Marchés fermiers, Amap, magasins de producteurs ou La Ruches qui dit oui… Les initiatives de vente en circuit court se multiplient. Une exploitation agricole sur cinq pratique désormais ce mode de commercialisation qui entend se passer des intermédiaires traditionnels de la distribution. 6 à 7% des achats alimentaires en France emprunteraient aujourd’hui les circuits courts, d’après les chiffres du Ministère de l’agriculture. Sur le papier, les bénéfices environnementaux, sociaux et économiques ne manquent pas. Pourtant ce n’est pas toujours aussi simple.
1/ Les agriculteurs sont mieux rémunérés que dans la grande distribution
« Aider les agriculteurs à améliorer leurs revenus » est cité comme la principale attente des acteurs des circuits courts, selon une enquête de l’Inra. Or ce n’est pas toujours le cas : pratiquement toutes les enseignes se sont en effet mobilisées pour garantir un prix « juste » aux petits producteurs, instaurant des négociations « privilégiées » et « durables » pour leurs fournisseurs PME. Ces bonnes intentions sont toutefois moins d’être généralisées. Comme Casino, qui a lancé en 2007 une gamme de produits locaux « Le meilleur d’ici », quasi inexistante dans les magasins comme le révèle le magazine Que Choisir dans un article publié en septembre.

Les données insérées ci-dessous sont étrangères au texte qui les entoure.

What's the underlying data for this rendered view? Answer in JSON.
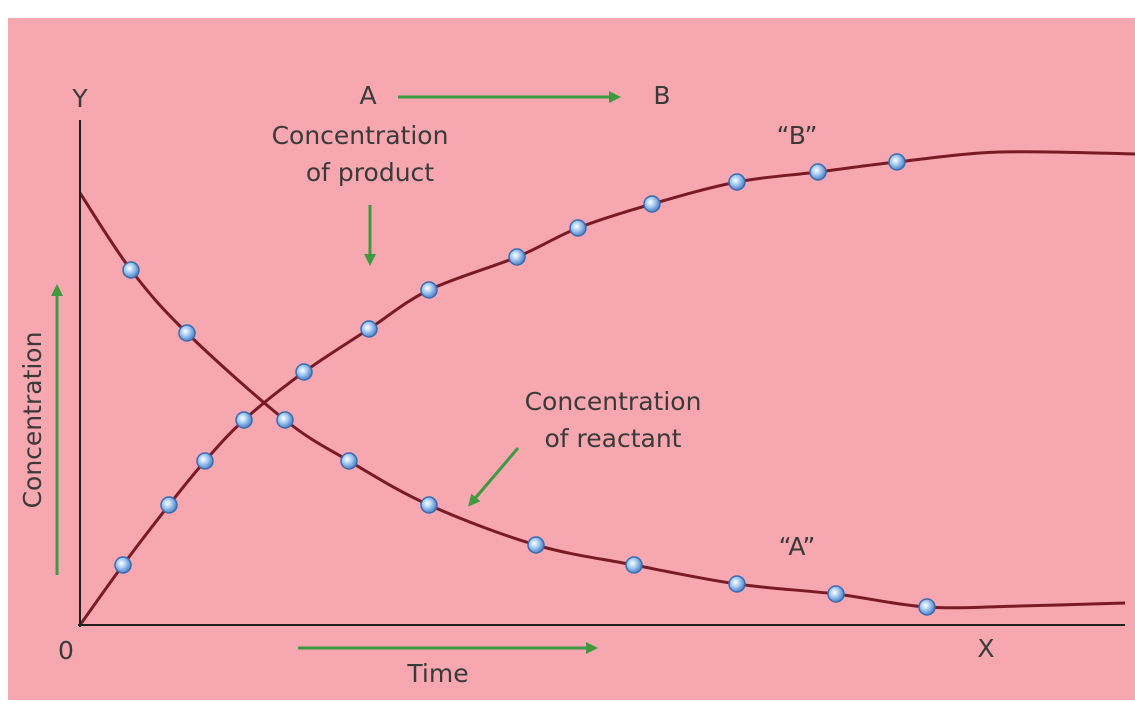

D’autre part, les contraintes liées à ce mode de distribution sont parfois lourdes à supporter. « Que ce soit au marché ou en Amap, les agriculteurs ayant choisi les circuits courts doivent offrir une grande diversité faute de quoi les consommateurs se lassent », explique ainsi à Que Choisir Christine Aubry, ingénieur de recherche à l’Inra. « Aussi, il n’est pas rare qu’ils aient 30 à 50 cultures différentes sur leur exploitation. C’est une contrainte énorme en termes de temps de travail, d’organisation et de maîtrise technique ». Les journées de travail sont souvent à rallonge, où l’on doit enchaîner un marché de 5h à midi avec le travail sur l’exploitation.
Finalement, les modes de distribution classiques demeurent indispensables en complément de revenus : seuls 57% des agriculteurs pratiquant le circuit court tirent plus de la moitié de leur chiffre d’affaires de ce type de circuit, selon le Ministère de l’Agriculture.
2/ Les circuits courts sont meilleurs pour l’environnement
C’est même parfois le contraire ! Selon une note du Commissariat général au développement durable (CGDD) de 2013, si la distance est plus courte jusqu’au lieu de distribution, les faibles quantités et le mode de transport jouent en sa défaveur. Un véhicule utilitaire léger utilisé par un maraîcher par exemple émet en moyenne 1 068 grammes de CO2 par tonne/kilomètre, alors qu’un camion de 40 tonnes transportant des marchandises diverses sur une longue distance émet presque 10 fois moins de CO2 (84 g/t/km). Sans compter l’optimisation de remplissage, qui plaide plutôt pour le transport de masse.
Quand au mode de production, qui représente 57% des émissions, l’avantage d’une culture bio serait compensé négativement par le faible rendement à l’hectare. De même, « la fabrication d’un kilo de pain par une boulangerie artisanale consomme une et demi fois plus d’énergie que celle par une boulangerie industrielle », note le CGDD.
Enfin, tout dépend bien sûr du mode de déplacement final du consommateur. Si celui-ci parcourt 20 km en voiture pour s’approvisionner en fruits et en viande, on peut se douter que c’est moins écologique de faire toutes ses courses au même endroit.
3/ Le consommateur paye moins cher ses produits
Cela paraît une évidence : moins d’intermédiaires à rémunérer, cela signifie logiquement des prix plus bas. Mais comme les prix sont librement fixés par les producteurs, « certains vendent cher car ils profitent d’une rente de situation », avance Yuna Chiffoleau, chercheuse à l’Inra, dans Que Choisir. « D’autres pratiquent au contraire des prix bas car ils veulent rendre leurs produits accessibles. On a donc des écarts très importants ». Patrick Mundler, de l’université de Laval au Québec, ajoute : « De nombreux agriculteurs ne calculent pas précisément leur prix de revient mais fixent leurs tarifs en fonction du consentement à payer du consommateur ». Et comme celui-ci est généralement plus aisé que la moyenne et plus préoccupés par des questions éthiques et par la qualité, il est souvent assez peu regardant.
Reste un point fondamental qui reste bien réel : celui de la fraîcheur. Une tomate cueillie le matin même et vendue quelques heures après sur un marché local sera toujours plus savoureuse que celle qui a traîné toute la journée sur un étal de supermarché.